Thursday, June 09, 2011

Update about Walt's People - Volume 11

It looks as if the manuscript will be ready for review by the contributors around the middle of next week, which in practical terms means that the book should be released around the end of August or more likely early September.

Here is the introduction (the Foreword has been provided by John Canemaker and the cover drawing is being created by none other that John Musker).

[One of my dreams would be to know that all the artists who surrounded Walt have been interviewed or have written their memoirs. This is not the case.
And yet, to fully understand Walt and his creations, I am more and more convinced that one needs to understand the artists and individuals who surrounded and influenced him. Which is why, above and beyond the interviews which are the heart of Walt’s People, I will also include in the series a few well-researched essays about key but little-known Disney artists.

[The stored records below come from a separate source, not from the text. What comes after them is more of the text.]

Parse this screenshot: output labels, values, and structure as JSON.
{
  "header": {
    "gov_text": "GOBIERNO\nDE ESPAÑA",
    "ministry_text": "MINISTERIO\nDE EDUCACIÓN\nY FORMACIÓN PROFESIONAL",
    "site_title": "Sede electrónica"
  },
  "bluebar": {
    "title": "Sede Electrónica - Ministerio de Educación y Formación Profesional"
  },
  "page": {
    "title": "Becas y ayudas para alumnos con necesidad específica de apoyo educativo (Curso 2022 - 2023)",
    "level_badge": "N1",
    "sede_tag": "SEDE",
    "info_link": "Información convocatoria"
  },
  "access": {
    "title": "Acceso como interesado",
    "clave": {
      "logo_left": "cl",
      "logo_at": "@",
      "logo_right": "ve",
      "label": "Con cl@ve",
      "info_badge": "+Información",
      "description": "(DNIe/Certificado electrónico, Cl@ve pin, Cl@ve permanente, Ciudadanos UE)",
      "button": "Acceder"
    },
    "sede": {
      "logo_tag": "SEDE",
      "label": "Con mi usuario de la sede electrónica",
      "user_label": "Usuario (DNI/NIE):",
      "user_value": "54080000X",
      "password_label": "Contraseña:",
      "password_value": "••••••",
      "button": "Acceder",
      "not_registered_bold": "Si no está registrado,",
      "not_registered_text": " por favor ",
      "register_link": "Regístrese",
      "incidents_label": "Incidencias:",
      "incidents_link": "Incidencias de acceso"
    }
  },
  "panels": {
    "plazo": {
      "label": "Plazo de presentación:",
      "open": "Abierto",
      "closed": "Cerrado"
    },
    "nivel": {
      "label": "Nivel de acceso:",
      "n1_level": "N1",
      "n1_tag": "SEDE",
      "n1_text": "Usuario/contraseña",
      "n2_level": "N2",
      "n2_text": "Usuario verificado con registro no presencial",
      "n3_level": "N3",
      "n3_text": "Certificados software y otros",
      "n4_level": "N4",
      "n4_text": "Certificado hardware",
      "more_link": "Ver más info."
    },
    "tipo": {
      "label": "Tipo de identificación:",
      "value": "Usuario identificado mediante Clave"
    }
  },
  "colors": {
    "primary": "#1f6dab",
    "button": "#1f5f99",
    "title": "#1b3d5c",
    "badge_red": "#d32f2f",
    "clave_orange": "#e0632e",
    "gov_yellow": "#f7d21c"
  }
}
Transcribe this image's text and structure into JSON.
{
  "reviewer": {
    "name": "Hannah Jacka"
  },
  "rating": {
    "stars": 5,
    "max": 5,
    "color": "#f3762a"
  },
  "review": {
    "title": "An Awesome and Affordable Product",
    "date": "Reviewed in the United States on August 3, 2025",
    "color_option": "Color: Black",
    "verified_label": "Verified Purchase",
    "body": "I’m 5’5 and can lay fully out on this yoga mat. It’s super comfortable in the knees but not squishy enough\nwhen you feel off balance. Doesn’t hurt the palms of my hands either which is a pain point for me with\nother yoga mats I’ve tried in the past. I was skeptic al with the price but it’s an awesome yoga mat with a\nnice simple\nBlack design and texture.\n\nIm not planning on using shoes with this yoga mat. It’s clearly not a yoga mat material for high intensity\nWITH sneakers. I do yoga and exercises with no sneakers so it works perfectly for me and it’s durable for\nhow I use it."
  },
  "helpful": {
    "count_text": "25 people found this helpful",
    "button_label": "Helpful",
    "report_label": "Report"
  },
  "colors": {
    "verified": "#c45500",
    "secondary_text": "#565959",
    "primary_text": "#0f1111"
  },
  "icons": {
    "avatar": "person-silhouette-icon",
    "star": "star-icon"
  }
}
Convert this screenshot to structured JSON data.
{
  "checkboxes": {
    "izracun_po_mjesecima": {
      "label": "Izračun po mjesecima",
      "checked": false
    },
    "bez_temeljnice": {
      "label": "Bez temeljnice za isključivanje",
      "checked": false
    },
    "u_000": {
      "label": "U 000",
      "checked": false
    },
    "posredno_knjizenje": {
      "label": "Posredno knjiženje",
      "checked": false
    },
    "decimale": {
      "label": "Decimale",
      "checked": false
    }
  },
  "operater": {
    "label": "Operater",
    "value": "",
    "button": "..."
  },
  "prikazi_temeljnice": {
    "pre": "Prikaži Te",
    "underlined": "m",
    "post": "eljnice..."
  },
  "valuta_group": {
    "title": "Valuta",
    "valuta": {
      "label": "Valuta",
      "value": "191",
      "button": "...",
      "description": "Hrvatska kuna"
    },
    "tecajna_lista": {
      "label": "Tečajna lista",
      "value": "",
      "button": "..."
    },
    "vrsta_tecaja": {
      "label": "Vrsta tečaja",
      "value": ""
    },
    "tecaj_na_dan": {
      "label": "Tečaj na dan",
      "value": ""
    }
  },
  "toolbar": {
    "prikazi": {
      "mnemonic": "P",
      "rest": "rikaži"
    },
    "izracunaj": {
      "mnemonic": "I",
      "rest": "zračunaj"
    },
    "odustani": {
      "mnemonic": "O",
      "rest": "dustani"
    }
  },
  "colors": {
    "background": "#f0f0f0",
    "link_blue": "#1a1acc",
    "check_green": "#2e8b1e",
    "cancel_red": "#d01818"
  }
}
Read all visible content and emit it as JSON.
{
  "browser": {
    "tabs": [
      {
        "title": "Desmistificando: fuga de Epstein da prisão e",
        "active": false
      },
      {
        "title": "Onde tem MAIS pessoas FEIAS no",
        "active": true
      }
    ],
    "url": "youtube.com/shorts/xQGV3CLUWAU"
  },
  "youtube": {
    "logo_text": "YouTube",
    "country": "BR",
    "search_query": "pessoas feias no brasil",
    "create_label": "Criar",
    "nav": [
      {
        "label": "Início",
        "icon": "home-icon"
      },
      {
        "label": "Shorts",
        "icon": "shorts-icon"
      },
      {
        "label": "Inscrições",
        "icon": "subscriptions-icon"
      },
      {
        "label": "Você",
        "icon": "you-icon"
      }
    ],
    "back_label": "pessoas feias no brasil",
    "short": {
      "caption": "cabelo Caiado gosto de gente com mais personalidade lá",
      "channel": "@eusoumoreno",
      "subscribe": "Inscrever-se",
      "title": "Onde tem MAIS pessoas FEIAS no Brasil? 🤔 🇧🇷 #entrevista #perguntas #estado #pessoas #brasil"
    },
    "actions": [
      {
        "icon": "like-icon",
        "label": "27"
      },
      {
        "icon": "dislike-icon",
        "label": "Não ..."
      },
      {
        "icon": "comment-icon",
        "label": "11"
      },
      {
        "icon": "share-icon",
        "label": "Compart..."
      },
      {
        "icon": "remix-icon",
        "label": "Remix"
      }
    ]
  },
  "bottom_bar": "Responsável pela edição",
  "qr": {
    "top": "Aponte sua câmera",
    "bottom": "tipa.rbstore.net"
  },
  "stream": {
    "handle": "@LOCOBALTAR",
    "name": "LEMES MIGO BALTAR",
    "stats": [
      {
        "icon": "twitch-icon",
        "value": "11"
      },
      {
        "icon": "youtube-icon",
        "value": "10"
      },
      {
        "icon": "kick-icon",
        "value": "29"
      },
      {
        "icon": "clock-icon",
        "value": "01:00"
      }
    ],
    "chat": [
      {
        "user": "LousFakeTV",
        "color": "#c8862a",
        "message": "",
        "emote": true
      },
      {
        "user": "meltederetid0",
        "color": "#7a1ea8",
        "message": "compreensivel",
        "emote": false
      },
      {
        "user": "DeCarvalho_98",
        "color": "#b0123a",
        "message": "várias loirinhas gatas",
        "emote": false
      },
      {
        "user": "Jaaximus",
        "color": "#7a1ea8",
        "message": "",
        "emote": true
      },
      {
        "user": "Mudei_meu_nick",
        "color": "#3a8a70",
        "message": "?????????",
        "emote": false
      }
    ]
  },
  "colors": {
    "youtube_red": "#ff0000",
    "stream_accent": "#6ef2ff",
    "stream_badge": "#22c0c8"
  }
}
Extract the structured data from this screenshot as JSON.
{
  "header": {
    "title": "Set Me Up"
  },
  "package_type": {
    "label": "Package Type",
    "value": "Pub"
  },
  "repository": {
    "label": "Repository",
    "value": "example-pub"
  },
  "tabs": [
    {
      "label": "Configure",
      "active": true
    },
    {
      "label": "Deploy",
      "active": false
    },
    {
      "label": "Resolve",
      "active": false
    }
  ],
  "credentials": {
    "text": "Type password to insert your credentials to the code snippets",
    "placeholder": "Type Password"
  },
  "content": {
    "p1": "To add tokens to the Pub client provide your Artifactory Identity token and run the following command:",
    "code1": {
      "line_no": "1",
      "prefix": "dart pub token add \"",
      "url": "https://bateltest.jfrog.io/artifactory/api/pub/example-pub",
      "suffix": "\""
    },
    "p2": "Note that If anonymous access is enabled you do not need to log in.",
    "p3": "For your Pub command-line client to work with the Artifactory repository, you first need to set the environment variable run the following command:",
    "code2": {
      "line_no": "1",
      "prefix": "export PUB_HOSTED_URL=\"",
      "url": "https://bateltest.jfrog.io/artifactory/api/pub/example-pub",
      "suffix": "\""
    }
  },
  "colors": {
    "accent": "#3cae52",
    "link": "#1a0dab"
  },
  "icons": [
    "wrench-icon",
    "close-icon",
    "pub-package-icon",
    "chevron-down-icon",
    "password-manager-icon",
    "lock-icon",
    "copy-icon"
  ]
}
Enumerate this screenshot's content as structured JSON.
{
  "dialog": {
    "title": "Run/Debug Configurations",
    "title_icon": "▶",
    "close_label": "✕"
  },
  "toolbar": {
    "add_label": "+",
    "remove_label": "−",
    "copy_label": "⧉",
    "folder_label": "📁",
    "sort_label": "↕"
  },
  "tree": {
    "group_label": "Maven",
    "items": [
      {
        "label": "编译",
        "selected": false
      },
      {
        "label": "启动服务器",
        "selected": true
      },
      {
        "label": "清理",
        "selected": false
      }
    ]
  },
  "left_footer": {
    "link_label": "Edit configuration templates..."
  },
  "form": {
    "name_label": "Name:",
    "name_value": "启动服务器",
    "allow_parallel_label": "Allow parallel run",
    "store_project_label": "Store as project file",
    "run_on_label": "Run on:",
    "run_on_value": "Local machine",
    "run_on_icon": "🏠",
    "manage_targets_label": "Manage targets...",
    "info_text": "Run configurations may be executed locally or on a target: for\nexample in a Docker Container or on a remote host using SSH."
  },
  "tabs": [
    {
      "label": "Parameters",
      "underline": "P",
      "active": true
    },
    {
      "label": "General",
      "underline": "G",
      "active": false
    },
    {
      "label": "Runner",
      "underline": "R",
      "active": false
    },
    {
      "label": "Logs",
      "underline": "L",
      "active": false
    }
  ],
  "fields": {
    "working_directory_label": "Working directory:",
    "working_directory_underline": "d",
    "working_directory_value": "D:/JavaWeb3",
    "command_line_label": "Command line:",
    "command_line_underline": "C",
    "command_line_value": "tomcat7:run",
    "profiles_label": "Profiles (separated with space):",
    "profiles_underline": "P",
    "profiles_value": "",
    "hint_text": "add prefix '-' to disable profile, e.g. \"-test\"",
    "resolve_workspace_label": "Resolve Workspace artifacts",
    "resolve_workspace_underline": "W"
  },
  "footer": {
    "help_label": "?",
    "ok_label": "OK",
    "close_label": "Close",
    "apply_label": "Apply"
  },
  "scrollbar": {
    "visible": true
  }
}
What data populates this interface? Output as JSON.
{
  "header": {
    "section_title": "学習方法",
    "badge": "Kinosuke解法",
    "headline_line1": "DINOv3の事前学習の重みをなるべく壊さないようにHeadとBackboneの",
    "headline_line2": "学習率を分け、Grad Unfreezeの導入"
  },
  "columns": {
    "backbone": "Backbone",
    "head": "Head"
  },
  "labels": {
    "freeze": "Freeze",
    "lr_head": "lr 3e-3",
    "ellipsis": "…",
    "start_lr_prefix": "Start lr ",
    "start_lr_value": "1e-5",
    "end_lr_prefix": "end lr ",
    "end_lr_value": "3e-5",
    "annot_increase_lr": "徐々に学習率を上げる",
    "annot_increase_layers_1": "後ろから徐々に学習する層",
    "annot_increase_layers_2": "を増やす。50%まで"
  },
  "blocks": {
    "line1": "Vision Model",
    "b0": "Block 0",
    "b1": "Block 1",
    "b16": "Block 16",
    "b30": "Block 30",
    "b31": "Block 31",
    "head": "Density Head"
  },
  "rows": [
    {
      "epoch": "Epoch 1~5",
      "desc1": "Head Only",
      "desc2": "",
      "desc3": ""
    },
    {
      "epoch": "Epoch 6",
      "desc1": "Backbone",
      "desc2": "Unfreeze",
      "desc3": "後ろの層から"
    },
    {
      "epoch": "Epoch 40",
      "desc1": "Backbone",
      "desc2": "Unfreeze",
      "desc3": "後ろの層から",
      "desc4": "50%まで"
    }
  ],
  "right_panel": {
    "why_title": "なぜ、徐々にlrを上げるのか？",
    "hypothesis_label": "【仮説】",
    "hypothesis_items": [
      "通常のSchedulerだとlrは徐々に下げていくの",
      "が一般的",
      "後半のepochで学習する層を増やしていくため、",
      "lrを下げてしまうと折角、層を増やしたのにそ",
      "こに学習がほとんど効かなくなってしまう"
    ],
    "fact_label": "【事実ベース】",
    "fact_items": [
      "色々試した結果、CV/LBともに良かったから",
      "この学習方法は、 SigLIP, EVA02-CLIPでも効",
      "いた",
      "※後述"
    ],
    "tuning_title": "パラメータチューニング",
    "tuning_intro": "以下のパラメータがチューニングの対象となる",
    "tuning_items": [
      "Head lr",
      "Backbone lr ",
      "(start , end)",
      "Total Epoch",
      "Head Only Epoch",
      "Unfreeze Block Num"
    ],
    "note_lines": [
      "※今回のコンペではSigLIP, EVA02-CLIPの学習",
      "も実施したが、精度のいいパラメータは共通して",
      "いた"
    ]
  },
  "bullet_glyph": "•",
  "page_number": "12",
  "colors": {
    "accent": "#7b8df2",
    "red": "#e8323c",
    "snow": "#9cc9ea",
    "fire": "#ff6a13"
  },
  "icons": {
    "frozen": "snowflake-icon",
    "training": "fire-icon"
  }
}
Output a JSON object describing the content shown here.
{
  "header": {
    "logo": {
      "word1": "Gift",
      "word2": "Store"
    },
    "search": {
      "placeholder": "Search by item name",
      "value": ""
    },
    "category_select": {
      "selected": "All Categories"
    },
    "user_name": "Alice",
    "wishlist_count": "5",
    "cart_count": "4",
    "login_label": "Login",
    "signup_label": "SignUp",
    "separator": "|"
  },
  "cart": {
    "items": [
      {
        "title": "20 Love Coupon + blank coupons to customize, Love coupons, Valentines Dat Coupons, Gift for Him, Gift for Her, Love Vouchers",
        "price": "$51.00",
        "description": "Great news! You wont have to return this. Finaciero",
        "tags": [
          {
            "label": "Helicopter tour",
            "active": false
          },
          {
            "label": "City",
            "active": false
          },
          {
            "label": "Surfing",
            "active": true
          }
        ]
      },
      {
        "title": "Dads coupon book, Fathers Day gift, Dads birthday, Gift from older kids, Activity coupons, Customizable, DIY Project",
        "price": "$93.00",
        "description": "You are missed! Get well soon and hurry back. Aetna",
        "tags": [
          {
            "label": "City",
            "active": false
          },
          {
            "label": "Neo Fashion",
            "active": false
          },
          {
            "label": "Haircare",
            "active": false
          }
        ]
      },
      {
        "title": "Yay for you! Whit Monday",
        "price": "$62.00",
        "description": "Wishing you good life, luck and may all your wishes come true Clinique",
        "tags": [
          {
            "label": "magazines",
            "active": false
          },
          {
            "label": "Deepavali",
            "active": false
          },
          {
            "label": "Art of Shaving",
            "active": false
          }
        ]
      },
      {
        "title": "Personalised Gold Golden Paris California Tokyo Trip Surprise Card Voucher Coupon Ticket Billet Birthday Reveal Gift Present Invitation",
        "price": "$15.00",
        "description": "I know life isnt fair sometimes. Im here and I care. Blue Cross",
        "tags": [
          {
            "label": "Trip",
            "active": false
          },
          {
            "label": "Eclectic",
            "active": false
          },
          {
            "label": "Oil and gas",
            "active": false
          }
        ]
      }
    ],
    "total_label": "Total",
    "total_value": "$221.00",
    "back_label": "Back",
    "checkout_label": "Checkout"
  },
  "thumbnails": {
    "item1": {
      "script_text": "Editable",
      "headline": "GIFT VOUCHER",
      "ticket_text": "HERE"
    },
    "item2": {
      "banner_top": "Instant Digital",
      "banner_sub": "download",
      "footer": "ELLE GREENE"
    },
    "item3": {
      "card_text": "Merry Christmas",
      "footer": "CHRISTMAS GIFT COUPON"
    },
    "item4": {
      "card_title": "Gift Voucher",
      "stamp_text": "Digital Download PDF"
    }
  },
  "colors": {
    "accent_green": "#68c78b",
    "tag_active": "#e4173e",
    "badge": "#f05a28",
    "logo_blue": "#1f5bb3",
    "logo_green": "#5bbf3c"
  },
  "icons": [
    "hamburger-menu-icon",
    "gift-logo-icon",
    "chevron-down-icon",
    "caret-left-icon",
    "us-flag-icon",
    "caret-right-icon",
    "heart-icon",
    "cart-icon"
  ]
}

By better understanding the lives and times of Perce Pearce, Otto Englander, John P. Miller, Cy Young, John Sibley, or John Dunn, to name a few, we will manage to connect more and more dots, while picturing even more clearly the dynamics of the Studio.
If you have written or are planning to write such an essay, I would encourage you to submit it for publication.

Speaking of connecting the dots, this volume has a scope unequaled by its predecessors. It includes for the first time a large section about Walt Disney Imagineering, a subject which we have not yet tackled much in the series, allowing us to understand better the evolution of the Audio-Animatronics and the building of Walt Disney World. It also delves for the second time into the ‘50s, thanks to the interviews with Ward Kimball, Frank Armitage, Ray Aragon, Jacques Rupp, and Joe Hale. There is even a chapter focusing on very recent Disney history, in which we discover how Ed Catmull helped preserve “the holy fire” of Disney storytelling and bring it back where it belongs. Of course the Golden Age of Disney animation, the troubled ‘40s, or Disney comic-book history are also discussed in detail, thanks to the “usual suspects.”

One more thing: my interview with Ray Aragon was conducted only a few days before his death, which leads me to remind you, once again, how important it is today to preserve Disney history in a timely fashion. Time is running shorter and shorter.

And now, without further ado, let’s meet two Disney Legends who knew Walt as a young man.

Didier Ghez
Oñati, Spain, April 2011.]


Steven Hartley said...

Yes! I will be looking forward to seeing my Cy Young essay soon. Excellent introduction. I might get that book for my upcoming birthday money.

Fuller Royal said...

Looking forward to 11. While waiting, I went back and read the first 10 volumes again. It's amazing how so many things become clearer in the earlier volumes after reading the later volumes. Thanks for this wonderful series.